Corporations are not all equally bad. You can get your e-mail, calendar, and address book from either Google or Apple. They will both protect your data from bulk government collection, but will give your data to many of the world’s governments when legally compelled. Google is embarking on a major project to improve the security of its users against government surveillance. But Google is in the business of collecting your data and using it for advertising, whereas Apple’s business model protects its customers’ privacy.
Do you trust a company in the US that is unfettered in what it can do with your data and is also subject to NSA and FBI legal requests? Or do you trust a company in Europe that is tightly regulated by the government with regard to corporate surveillance, but is also subject to unfettered surveillance by both its own government and that of the US, and whose use means your data crosses international borders? If you don’t buy networking equipment from Cisco because you are concerned about NSA backdoors, whom will you buy it from? Huawei? Remember my feudal analogy from Chapter 4; which lord do you trust more?
It is hard to know where to start. In today’s cloud computing world, we often have no idea which companies actually host our data. An Internet company like Orbitz might host its infrastructure on a provider like Atlassian, which in turn hosts its infrastructure on a provider like Rackspace. Do you have any idea where your Orbitz data actually is?

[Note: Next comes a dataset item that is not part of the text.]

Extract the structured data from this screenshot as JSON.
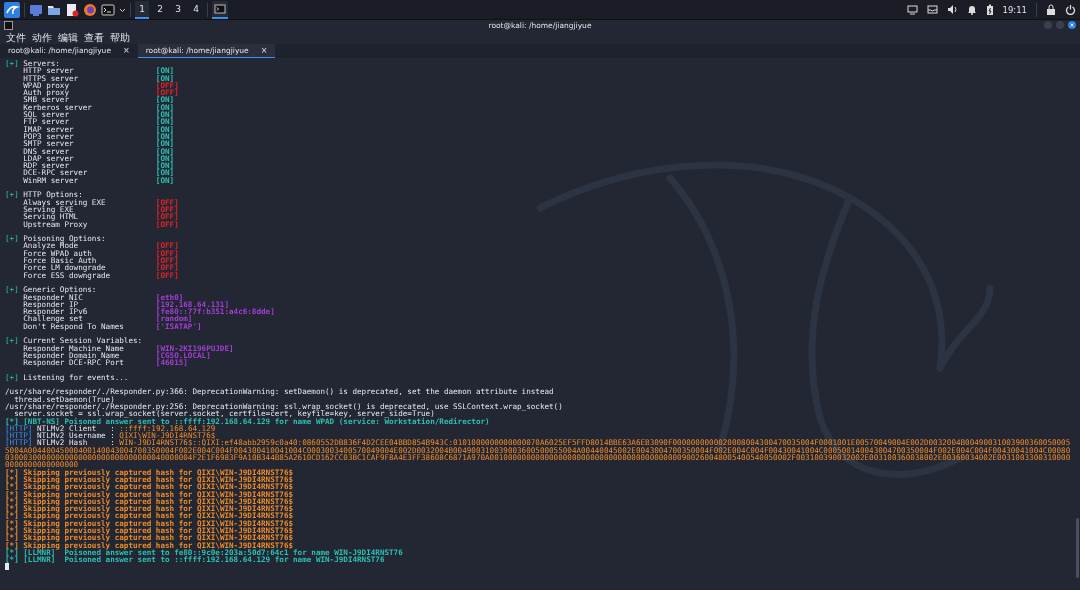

We need to be able to know where our data is stored, and to specify which countries we want our data stored in, and which countries we want our data never to go near. In the meantime, we have to do the best we can. And recognize that in most cases we simply don’t know.
But when it comes to governments, unhappy as I am to say it, I would rather be eavesdropped on by the US government than by many other regimes.
AGITATE FOR POLITICAL CHANGE
In 2014, the European Court of Justice struck down the EU’s data retention rules, which required service providers to save e-mail and information about phone calls for two years. In response, the UK government rushed through a new law that reinstated the data retention requirement and also gave the police new surveillance powers over its citizens. It was an ugly political railroad job, but what’s interesting is how Prime Minister David Cameron justified the law on a radio program: “I am simply not prepared to be a prime minister who has to address the people after a terrorist incident and explain that I could have done more to prevent it.”
That’s fear talking, but it’s not fear of terrorists. It’s political fear of being blamed when there’s a terrorist attack. The career politician wants to do everything possible, regardless of the cost, regardless of whether it actually makes anyone safer, regardless of the side effects, to avoid blame for not having done enough. This fear explains most post-9/11 anti-terrorism policy, and much of the NSA’s mass-surveillance programs. Our politicians are scared that we’ll blame them because they didn’t do everything the intelligence agencies said they could have done to prevent further terrorism.
We have to convince them—and our fellow voters—that they should do the right thing anyway.
Most of the solutions offered in the preceding two chapters require the government to either enforce existing laws or change the law. By and large, neither of these things will happen unless we demand them. Politicians are reluctant to engage in these debates, and even more reluctant to enact meaningful constraints on government surveillance. Legislatures are naturally deferential to law enforcement demands, and the vast surveillance-industrial complex employs a powerful lobbying force to back them up. No one wants to be painted as being soft on crime or terrorism. And today, when US intelligence agencies are caught breaking the law, the only ones threatened with jail time are the whistleblowers.
On the corporate side, throngs of lobbyists are doing their best to ensure that there’s no meaningful reform of corporate surveillance. Free markets are held up as a justification to continue to do nothing. And the police and the national security apparatus are also pushing to ensure that all of our data remains available to them for their own use.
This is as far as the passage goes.